Désindustrialisation et 35 heures

Entendu hier sur France Info, un extrait des propos de Nicolas Sarkozy selon qui i) la France a perdu des millions
d’emplois industriels, ii) cette perte est particulièrement forte depuis 2000, iii) ce n’est pas un hasard, ça coïncide avec la mise en place des 35 heures, les entreprises préfèrent aller produire
ailleurs, iv) en disant cela, affirme-t-il, il ne fait pas de l’idéologie, il ne présente que les faits, la réalité, etc.

Le problème, c’est que les faits présentés sont faux.

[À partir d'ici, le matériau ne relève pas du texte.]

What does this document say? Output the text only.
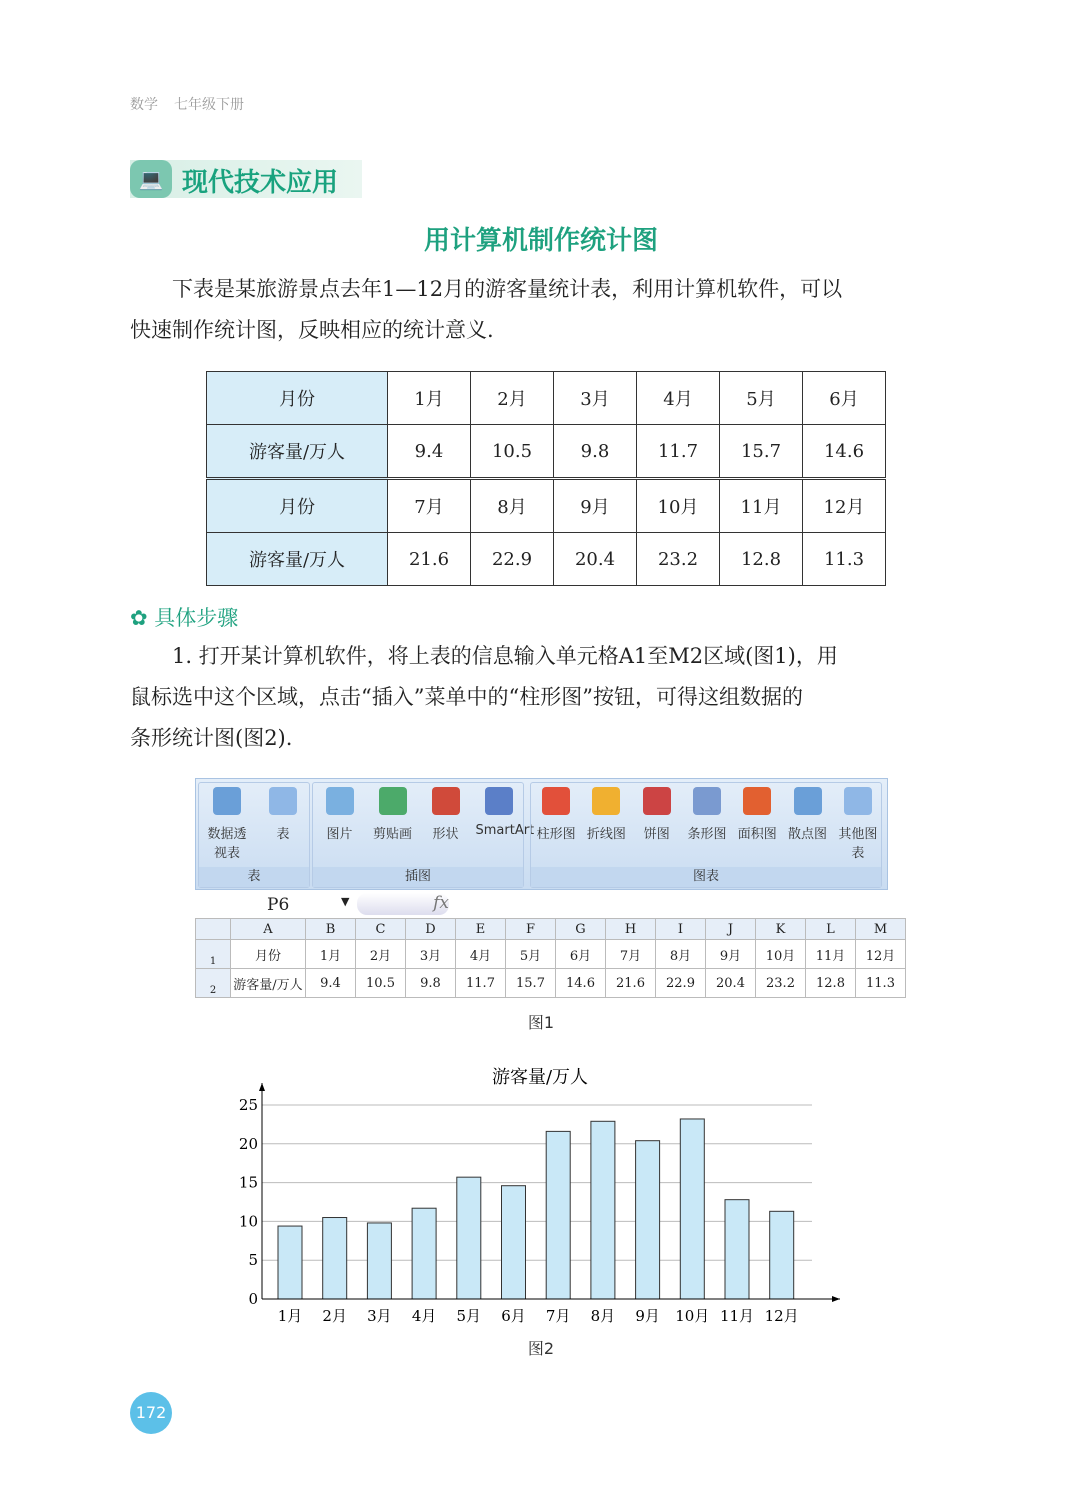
数学 七年级下册
💻 现代技术应用
用计算机制作统计图
下表是某旅游景点去年1—12月的游客量统计表，利用计算机软件，可以
快速制作统计图，反映相应的统计意义.
月份	1月	2月	3月	4月	5月	6月
游客量/万人	9.4	10.5	9.8	11.7	15.7	14.6
月份	7月	8月	9月	10月	11月	12月
游客量/万人	21.6	22.9	20.4	23.2	12.8	11.3
✿ 具体步骤
1. 打开某计算机软件，将上表的信息输入单元格A1至M2区域(图1)，用
鼠标选中这个区域，点击“插入”菜单中的“柱形图”按钮，可得这组数据的
条形统计图(图2).
数据透视表
表
表
图片	剪贴画	形状	SmartArt
插图
柱形图 折线图	饼图	条形图 面积图 散点图 其他图表
图表
P6	▼	fx
	A	B	C	D	E	F	G	H	I	J	K	L	M
1	月份	1月	2月	3月	4月	5月	6月	7月	8月	9月	10月	11月	12月
2	游客量/万人	9.4	10.5	9.8	11.7	15.7	14.6	21.6	22.9	20.4	23.2	12.8	11.3
图1
游客量/万人
0
5
10
15
20
25
1月 2月 3月 4月 5月 6月 7月 8月 9月 10月 11月 12月
图2
172
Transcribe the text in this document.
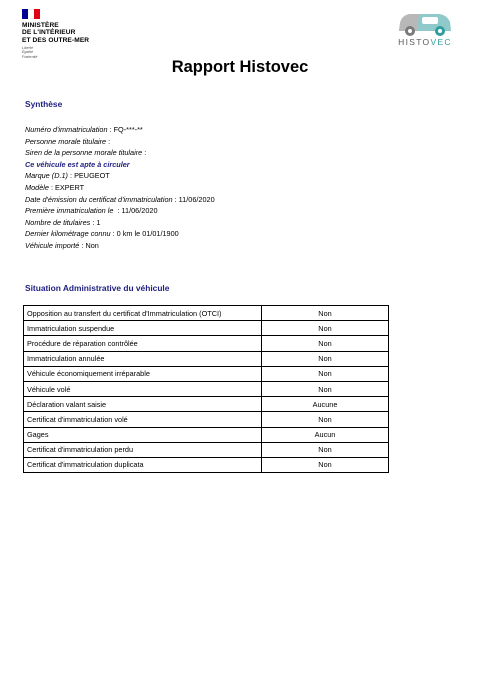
MINISTÈRE
DE L'INTÉRIEUR
ET DES OUTRE-MER
Liberté
Égalité
Fraternité
HISTOVEC
Rapport Histovec
Synthèse
Numéro d'immatriculation : FQ-***-**
Personne morale titulaire :
Siren de la personne morale titulaire :
Ce véhicule est apte à circuler
Marque (D.1) : PEUGEOT
Modèle : EXPERT
Date d'émission du certificat d'immatriculation : 11/06/2020
Première immatriculation le  : 11/06/2020
Nombre de titulaires : 1
Dernier kilométrage connu : 0 km le 01/01/1900
Véhicule importé : Non
Situation Administrative du véhicule
Opposition au transfert du certificat d'Immatriculation (OTCI)	Non
Immatriculation suspendue	Non
Procédure de réparation contrôlée	Non
Immatriculation annulée	Non
Véhicule économiquement irréparable	Non
Véhicule volé	Non
Déclaration valant saisie	Aucune
Certificat d'immatriculation volé	Non
Gages	Aucun
Certificat d'immatriculation perdu	Non
Certificat d'immatriculation duplicata	Non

i) oui, les emplois industriels ont fortement baissé depuis le début des années 1980, en gros, 2 millions d’emplois en moins,
ii) non, cette perte n’est pas plus forte depuis 2000 : sur l’ensemble de la période 1980-2007, c’est en moyenne 71 000 emplois par an qui ont été détruits dans l’industrie française. Sur la
sous-période 2000-2007, on est descendu à 65 000 emplois par an (voir ici,
page 5),
iii) dès lors, s’il considère que l’association de deux faits suffit comme démonstration, c’est la proposition inverse qu’il devrait défendre : la mise en place des 35 heures a coïncidé avec un
ralentissement de la désindustrialisation. Ce n’est pas de l’idéologie, ce sont des faits,
iv) non, la baisse des emplois industriels n’est pas due pour l’essentiel à un déménagement de l’activité industrielle vers l’étranger, les délocalisations n’expliquant environ que 10% de la
baisse. Il y a bien d’autres raisons, résumées dans ce billet.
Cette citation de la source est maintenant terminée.